The data used evaluates construction material, whether the building has a sprinkler system, height and age of the building, previous date of inspection and occupancy. This can also track the building’s violation history and schedule follow up inspections. Other data sources include fire history and fire code enforcement actions.


The medical industry is making big strides with Big Data in ways to make efficiencies; in both the UK and U.S money is being saved through data analytics.

A significant area that is being address is medical fraud, particularly in the U.S. By analysing the big data from Medicare billing, the authorities could find any aberrations. For every dollar spent to combat healthcare fraud, the U.S government has collected $8 in recoveries from forfeiture, asset seizures and fines. This has amounted to $4.3 billion in 2013 and a total of $19.2 billion over 5 years.

In the UK, Big Data is being used to improve care standards. The data that will be utilised will be that of all NHS patients based on an Opt Out system – the patient data will be automatically used, unless the patient opts-out.
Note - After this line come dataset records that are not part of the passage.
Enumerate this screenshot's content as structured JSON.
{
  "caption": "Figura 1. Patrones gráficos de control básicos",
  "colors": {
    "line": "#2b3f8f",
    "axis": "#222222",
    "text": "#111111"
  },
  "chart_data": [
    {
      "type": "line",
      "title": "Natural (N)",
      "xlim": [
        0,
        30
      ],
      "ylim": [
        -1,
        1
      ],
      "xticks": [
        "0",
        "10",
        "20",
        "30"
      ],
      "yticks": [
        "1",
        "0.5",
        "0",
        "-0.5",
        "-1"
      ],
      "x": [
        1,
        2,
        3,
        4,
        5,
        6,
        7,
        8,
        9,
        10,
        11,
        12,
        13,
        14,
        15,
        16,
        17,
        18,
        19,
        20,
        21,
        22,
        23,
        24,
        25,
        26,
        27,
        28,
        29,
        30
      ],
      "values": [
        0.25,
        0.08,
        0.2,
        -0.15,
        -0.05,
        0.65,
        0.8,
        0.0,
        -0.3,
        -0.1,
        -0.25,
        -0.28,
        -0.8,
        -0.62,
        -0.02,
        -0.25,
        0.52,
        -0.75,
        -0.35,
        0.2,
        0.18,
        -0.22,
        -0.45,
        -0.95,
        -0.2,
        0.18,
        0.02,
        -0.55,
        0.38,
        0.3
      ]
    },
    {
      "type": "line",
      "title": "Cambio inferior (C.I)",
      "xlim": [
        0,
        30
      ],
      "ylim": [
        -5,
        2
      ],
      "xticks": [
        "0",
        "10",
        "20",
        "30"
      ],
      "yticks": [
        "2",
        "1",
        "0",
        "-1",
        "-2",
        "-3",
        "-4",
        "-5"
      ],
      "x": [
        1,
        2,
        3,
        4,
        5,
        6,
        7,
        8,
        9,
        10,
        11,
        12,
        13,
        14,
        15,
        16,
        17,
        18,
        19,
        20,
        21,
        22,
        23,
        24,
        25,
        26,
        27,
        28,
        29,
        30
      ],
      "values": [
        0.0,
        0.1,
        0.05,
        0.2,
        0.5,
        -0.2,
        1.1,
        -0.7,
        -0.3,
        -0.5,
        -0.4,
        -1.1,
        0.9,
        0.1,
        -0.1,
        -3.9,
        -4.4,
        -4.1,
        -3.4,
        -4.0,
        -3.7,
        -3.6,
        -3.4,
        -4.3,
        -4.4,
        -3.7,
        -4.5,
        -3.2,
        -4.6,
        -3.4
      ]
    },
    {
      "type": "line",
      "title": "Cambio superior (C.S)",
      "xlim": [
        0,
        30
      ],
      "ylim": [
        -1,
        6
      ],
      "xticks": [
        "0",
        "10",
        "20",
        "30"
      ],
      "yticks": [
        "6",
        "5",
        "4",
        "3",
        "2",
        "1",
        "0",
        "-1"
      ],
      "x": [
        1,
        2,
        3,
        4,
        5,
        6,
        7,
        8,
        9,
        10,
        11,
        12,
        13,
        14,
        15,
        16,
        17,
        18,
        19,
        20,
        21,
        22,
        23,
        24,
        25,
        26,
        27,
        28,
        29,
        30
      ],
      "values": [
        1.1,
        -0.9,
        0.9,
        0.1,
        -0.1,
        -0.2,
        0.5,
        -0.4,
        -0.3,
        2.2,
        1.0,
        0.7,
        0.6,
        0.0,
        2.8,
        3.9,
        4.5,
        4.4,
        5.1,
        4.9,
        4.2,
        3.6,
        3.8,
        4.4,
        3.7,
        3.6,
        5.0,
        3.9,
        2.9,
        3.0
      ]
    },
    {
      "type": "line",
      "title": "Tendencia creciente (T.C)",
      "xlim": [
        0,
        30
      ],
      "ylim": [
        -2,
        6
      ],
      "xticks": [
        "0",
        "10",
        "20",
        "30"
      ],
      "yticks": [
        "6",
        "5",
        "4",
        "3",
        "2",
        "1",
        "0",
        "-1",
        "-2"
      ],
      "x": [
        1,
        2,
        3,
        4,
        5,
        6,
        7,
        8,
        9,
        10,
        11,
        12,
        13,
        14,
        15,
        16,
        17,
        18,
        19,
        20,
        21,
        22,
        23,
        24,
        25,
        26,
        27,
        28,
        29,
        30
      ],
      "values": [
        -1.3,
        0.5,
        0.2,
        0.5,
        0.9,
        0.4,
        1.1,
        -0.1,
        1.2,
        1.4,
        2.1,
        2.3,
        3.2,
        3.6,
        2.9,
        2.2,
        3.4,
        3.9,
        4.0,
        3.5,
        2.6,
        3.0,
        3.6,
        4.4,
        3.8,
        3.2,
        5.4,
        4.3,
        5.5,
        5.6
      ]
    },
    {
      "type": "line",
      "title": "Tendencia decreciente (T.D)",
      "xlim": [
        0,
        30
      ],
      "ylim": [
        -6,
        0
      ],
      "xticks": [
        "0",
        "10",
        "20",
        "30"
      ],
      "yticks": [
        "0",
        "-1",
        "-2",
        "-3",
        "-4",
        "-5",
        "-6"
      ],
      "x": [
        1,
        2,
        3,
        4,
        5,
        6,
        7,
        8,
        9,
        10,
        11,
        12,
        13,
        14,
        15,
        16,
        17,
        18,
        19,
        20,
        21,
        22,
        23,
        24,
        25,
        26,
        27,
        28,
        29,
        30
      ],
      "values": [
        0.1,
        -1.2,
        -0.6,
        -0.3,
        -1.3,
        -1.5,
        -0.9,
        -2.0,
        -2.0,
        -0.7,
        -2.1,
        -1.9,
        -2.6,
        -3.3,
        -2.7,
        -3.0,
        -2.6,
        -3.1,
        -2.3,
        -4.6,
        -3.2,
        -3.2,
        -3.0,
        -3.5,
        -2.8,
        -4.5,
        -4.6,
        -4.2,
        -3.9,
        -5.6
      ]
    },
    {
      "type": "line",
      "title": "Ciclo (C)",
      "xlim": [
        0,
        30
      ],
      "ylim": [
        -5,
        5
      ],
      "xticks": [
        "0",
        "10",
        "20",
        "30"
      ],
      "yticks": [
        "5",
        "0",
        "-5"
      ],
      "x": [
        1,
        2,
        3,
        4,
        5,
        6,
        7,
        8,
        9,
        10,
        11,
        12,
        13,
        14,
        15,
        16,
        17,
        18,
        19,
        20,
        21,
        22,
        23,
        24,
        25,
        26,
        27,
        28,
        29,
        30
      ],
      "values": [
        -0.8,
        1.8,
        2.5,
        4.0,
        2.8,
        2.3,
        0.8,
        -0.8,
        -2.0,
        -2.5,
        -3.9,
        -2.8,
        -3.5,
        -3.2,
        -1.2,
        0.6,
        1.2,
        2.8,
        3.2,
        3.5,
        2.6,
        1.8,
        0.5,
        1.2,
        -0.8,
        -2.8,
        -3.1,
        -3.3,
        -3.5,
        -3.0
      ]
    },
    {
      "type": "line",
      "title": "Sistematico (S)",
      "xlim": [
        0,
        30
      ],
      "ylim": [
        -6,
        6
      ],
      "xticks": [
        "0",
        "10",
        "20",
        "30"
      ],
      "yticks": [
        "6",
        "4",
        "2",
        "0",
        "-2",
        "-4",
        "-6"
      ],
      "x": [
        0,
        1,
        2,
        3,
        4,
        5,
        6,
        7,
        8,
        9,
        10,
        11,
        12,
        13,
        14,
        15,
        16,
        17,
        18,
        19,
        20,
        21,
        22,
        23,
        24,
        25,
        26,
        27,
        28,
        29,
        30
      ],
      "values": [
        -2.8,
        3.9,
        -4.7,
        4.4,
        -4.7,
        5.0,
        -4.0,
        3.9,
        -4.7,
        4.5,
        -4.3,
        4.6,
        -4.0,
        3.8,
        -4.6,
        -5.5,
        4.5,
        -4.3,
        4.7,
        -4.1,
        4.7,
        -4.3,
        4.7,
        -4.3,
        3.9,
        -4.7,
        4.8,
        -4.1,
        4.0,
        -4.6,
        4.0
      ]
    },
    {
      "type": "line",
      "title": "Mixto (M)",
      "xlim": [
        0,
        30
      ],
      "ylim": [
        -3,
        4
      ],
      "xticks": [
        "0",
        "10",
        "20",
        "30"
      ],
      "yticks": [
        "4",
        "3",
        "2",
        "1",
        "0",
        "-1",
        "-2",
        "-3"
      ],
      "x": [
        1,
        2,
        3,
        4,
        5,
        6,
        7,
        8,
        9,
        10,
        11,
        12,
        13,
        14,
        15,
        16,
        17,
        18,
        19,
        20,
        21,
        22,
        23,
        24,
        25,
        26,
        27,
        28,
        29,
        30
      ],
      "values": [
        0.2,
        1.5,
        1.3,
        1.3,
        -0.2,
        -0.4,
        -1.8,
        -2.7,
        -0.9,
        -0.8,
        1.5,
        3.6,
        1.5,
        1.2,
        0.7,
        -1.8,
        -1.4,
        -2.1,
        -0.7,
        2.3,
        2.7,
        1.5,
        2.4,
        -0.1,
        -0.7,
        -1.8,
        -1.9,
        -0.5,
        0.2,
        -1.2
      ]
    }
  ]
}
Although there are issues with privacy and how personal data is being shared, the system is designed to enable the public to hold the NHS to account, and ensure that any unacceptable standards of care are improved.

Additionally, it is designed to improve the patients understanding of the outcomes of care, to identify who could be at risk of a condition -or who would benefit from a particular treatment.

There is also the aim to make sure NHS organisations receive the correct payments for the services they provide and also to guide decisions about how to manage NHS resources. This aims to better support the treatment and management of illness for all patients.

The NHS is still in the process of implementing big data analytics, having had to deal with numerous concerns over data use, however, it is expected that the NHS will be able to save billions.


The challenges facing transport systems around the world are related to the need to provide more efficient transportation services and better designed transport routes. Looking at Big Data will play an important role in making transport more cost and time effective.

Gatwick airport has been utilising data from both its passengers and third party retail stores, who upon request agreed to share data.
The data that Gatwick airport has been utilising includes the data from passenger numbers – how they got to the airport, how they leave, male or female etc. Additional data includes purpose of travel, which terminal they check-in at, as well as airport data including the size of the terminals, how many desks the terminal has and how many staff man those desks..

The data has been used to increase the number of passengers through security from 165 per hour to 600, with the retail stores benefiting from the extra time given to passengers to shop. The analysis of the data has also enabled the airport to increase flights per hour, from 50 to 55, and has enabled an additional 2 million passengers to travel each year. Gatwick implemented the Amadeus cloud-based system which analyses real time data to improve operations.

Other transport efficiencies looking to be made through the use of Big Data involve the City of Boston and private firm Uber. Both parties have agreed to share data, with the data consisting of anonymised trip level data, Zip Code Tabulation Area, when the trip began, when it ended, trip duration and distance travelled.

With Uber claiming that data is collected from the 100,000 journeys made in each of the largest cities that it operates in – the data collected is vast. The idea behind the sharing of the data is to improve Boston’s road systems, infrastructure, transport routes and to reduce casualties on the roads, as well as building towards smart cities.